We present BootComp, a novel framework based on text-to-image diffusion models for controllable human image generation with multiple reference garments. Here, the main bottleneck is data acquisition for training: collecting a large-scale dataset of high-quality reference garment images per human subject is quite challenging, i.e., ideally, one needs to manually gather every single garment photograph worn by each human. To address this, we propose a data generation pipeline to construct a large synthetic dataset, consisting of human and multiple-garment pairs, by introducing a model to extract any reference garment images from each human image.
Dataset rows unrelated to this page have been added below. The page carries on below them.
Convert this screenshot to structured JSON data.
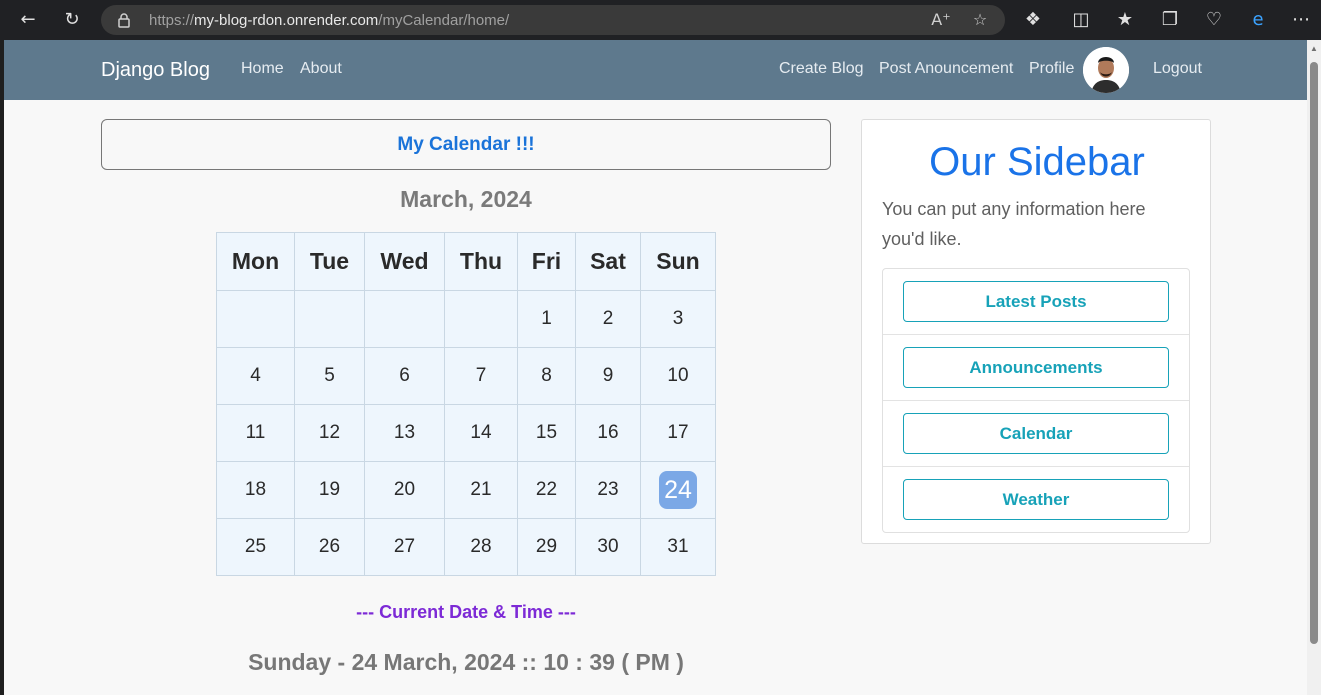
{
  "browser": {
    "url_prefix": "https://",
    "url_domain": "my-blog-rdon.onrender.com",
    "url_path": "/myCalendar/home/"
  },
  "navbar": {
    "brand": "Django Blog",
    "left_links": [
      "Home",
      "About"
    ],
    "right_links": [
      "Create Blog",
      "Post Anouncement",
      "Profile"
    ],
    "logout": "Logout"
  },
  "calendar": {
    "header": "My Calendar !!!",
    "month_title": "March, 2024",
    "weekdays": [
      "Mon",
      "Tue",
      "Wed",
      "Thu",
      "Fri",
      "Sat",
      "Sun"
    ],
    "weeks": [
      [
        "",
        "",
        "",
        "",
        "1",
        "2",
        "3"
      ],
      [
        "4",
        "5",
        "6",
        "7",
        "8",
        "9",
        "10"
      ],
      [
        "11",
        "12",
        "13",
        "14",
        "15",
        "16",
        "17"
      ],
      [
        "18",
        "19",
        "20",
        "21",
        "22",
        "23",
        "24"
      ],
      [
        "25",
        "26",
        "27",
        "28",
        "29",
        "30",
        "31"
      ]
    ],
    "today": "24",
    "datetime_label": "--- Current Date & Time ---",
    "datetime_value": "Sunday - 24 March, 2024 :: 10 : 39 ( PM )"
  },
  "sidebar": {
    "title": "Our Sidebar",
    "text": "You can put any information here you'd like.",
    "buttons": [
      "Latest Posts",
      "Announcements",
      "Calendar",
      "Weather"
    ]
  },
  "colors": {
    "navbar": "#5e798d",
    "accent_blue": "#1a73e8",
    "teal": "#17a2b8",
    "purple": "#7d2ad6",
    "today_bg": "#7ba8e6"
  }
}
To ensure data quality, we also propose a filtering strategy to remove undesirable generated data based on measuring perceptual similarities between the garment presented in human image and extracted garment. Finally, by utilizing the constructed synthetic dataset, we train a diffusion model having two parallel denoising paths that use multiple garment images as conditions to generate human images while preserving their fine-grained details. We further show the wide-applicability of our framework by adapting it to different types of reference-based generation in the fashion domain, including virtual try-on, and controllable human image generation with other conditions, e.g., pose, face, etc.